The datasets used can be found here:
- EuroSense: http://lcl.uniroma1.it/eurosense/
- SEW (Semantically Enriched Wikipedia) http://lcl.uniroma1.it/sew/
Before train the model, We need to preprocess the raw dataset. We take EuroSense as example. EuroSense consist of a a single large XML file (21GB uncompressed for the high precision version), even though it is a multilingual corpus, we will use only the English sentences. The file can be filtered with the filter_eurosense()
function inside preprocessing/eurosense.py
file.
The EuroSense files contains sentences
, with already tokenized text
. Each annotation
marks the sense for a word in text identified by the anchor
attribute. Each annotation
provides the lemma
of the word it is tagging and the synset
id.
<sentence id="0">
<text lang="en">It is vital to minimise the grey areas and [...] </text>
<annotations>
<annotation lang="en" type="NASARI" anchor="areas" lemma="area"
coherenceScore="0.2247" nasariScore="0.9829">bn:00005513n</annotation>
...
</annotations>
</sentence>
It is convenient to preprocess the XML in a single text file, replacing all the anchors with the corresponding lemma_synset.
A line in the parsed dataset, from the example above, is
It is vital to minimise the grey area_bn:00005513n and [...]
We can run the parse.py
script to obtain this parsed dataset.
python code/parse.py es -i es_raw.xml -o parsed_es.txt
Gensim implementation of Word2Vec and FastText are used to train the sense vectors. The train script is implemented in the train.py
file. To start the training phase, run
python code/train.py parsed_es.txt -o sensembed.vec
For a complete list of options run python code/train.py -h
usage: train.py [-h] -o OUTPUT [-m MODEL] [--model_path SAVE_MODEL]
[--min-count MIN_COUNT] [--iter ITER] [--size SIZE]
input [input ...]
positional arguments:
input paths to the corpora
optional arguments:
-h, --help show this help message and exit
-o OUTPUT path where to save the embeddings file
-m MODEL model implementation, w2v=Word2Vec, ft=FastText
--model_path SAVE_MODEL
path where to save the model file
--min-count MIN_COUNT
ignores all words with total frequency lower than this
--iter ITER number of iterations over the corpus
--size SIZE dimensionality of the feature vectors
The output should be in the Word2Vec format, where the vocab is composed of lemma_synset1
and the corresponding vector.
number_of_senses embedding_dimension
lemma1_synset1 dim1 dim2 dim3 ... dimn
lemma2_synset2 dim1 dim2 dim3 ... dimn
The evaluation consists of measuring the similarity or relatedness of pairs of words.

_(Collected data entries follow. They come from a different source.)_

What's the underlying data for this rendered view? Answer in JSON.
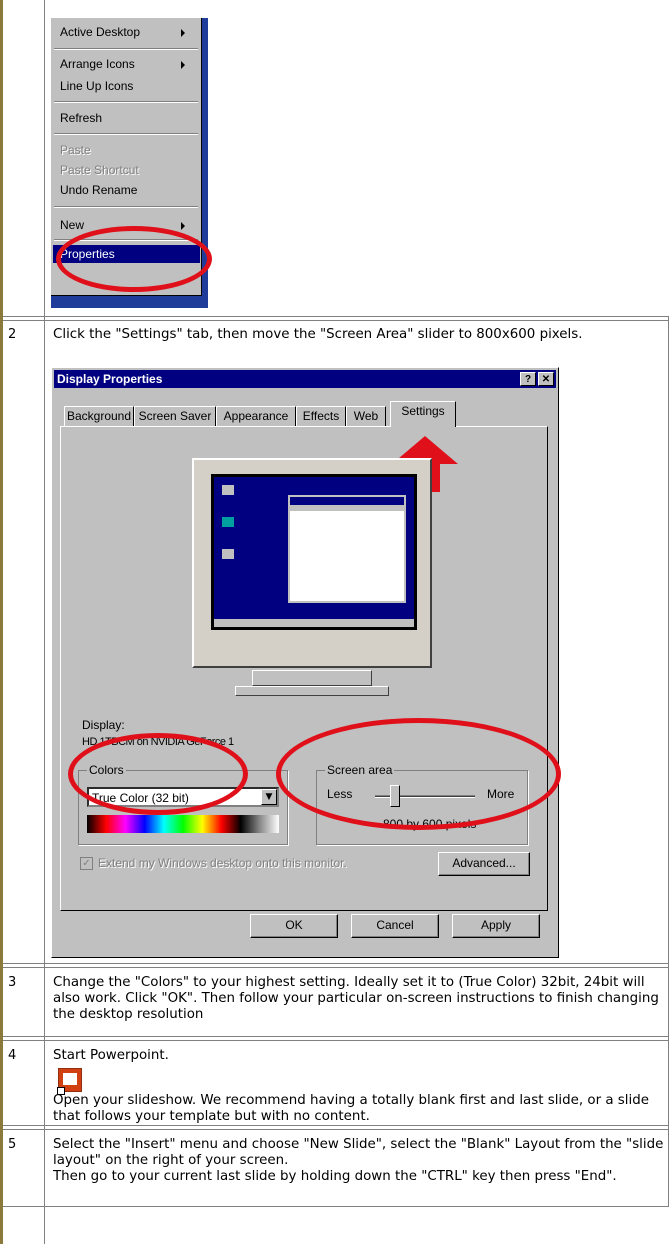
{
  "context_menu": {
    "items": [
      {
        "label": "Active Desktop",
        "submenu": true,
        "state": "normal"
      },
      {
        "label": "Arrange Icons",
        "submenu": true,
        "state": "normal"
      },
      {
        "label": "Line Up Icons",
        "submenu": false,
        "state": "normal"
      },
      {
        "label": "Refresh",
        "submenu": false,
        "state": "normal"
      },
      {
        "label": "Paste",
        "submenu": false,
        "state": "disabled"
      },
      {
        "label": "Paste Shortcut",
        "submenu": false,
        "state": "disabled"
      },
      {
        "label": "Undo Rename",
        "submenu": false,
        "state": "normal"
      },
      {
        "label": "New",
        "submenu": true,
        "state": "normal"
      },
      {
        "label": "Properties",
        "submenu": false,
        "state": "highlighted"
      }
    ]
  },
  "steps": [
    {
      "number": "2",
      "text": "Click the \"Settings\" tab, then move the \"Screen Area\" slider to 800x600 pixels."
    },
    {
      "number": "3",
      "text": "Change the \"Colors\" to your highest setting. Ideally set it to (True Color) 32bit, 24bit will also work. Click \"OK\". Then follow your particular on-screen instructions to finish changing the desktop resolution"
    },
    {
      "number": "4",
      "text": "Start Powerpoint.",
      "text2": "Open your slideshow. We recommend having a totally blank first and last slide, or a slide that follows your template but with no content."
    },
    {
      "number": "5",
      "text": "Select the \"Insert\" menu and choose \"New Slide\", select the \"Blank\" Layout from the \"slide layout\" on the right of your screen.",
      "text2": "Then go to your current last slide by holding down the \"CTRL\" key then press \"End\"."
    }
  ],
  "dialog": {
    "title": "Display Properties",
    "help_button": "?",
    "close_button": "✕",
    "tabs": [
      "Background",
      "Screen Saver",
      "Appearance",
      "Effects",
      "Web",
      "Settings"
    ],
    "active_tab": "Settings",
    "display_label": "Display:",
    "display_value": "HD 1TBCM on NVIDIA GeForce 1",
    "colors_label": "Colors",
    "colors_value": "True Color (32 bit)",
    "screen_area_label": "Screen area",
    "less_label": "Less",
    "more_label": "More",
    "resolution_text": "800 by 600 pixels",
    "resolution_level": 0.2,
    "extend_checkbox": "Extend my Windows desktop onto this monitor.",
    "extend_checked": true,
    "advanced_button": "Advanced...",
    "ok_button": "OK",
    "cancel_button": "Cancel",
    "apply_button": "Apply"
  },
  "colors": {
    "highlight_ring": "#e0101a",
    "arrow": "#e0101a",
    "titlebar": "#000080",
    "dialog_bg": "#c0c0c0"
  },
  "icons": {
    "powerpoint": "powerpoint-icon",
    "arrow": "red-up-arrow-icon"
  }
}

Word similarity datasets (WordSimilarity-353) consists of a list of pairs of words. For each pair we have a score of similarity established by human annotators
Word1 Word2 Gold
-------- -------- -----
tiger cat 7.35
book paper 7.46
computer keyboard 7.62
The scoring algorithm inside score.py
computes the cosine similarity between all the senses for each pair of word in the word similarity datasets.
for each w_1, w_2 in ws353:
S_1 <- all sense embeddings associated with w_1
S_2 <- all sense embeddings associated with w_2
score <- -1.0
For each pair s_1 in S_1 and s_2 in S_2 do:
score = max(score, cos(s_1, s_2))
return score
where cos(s_1, s_2)
is the cosine similarity between vector s_1
and s_2
.
Now we check our scores against the gold ones in the dataset. To do so, we calculate the Spearman correlation between gold similarity scores and cosine similarity scores.
Word1 Word2 Gold Cosine
-------- -------- ----- ------
tiger cat 7.35 0.452
book paper 7.46 0.784
computer keyboard 7.62 0.643
Spearman([7.35, 7.46, 7.62], [0.452, 0.784, 0.643]) = 0.5
The score can be computed by running the following command
python code/score.py sensembed.vec resources/ws353.tab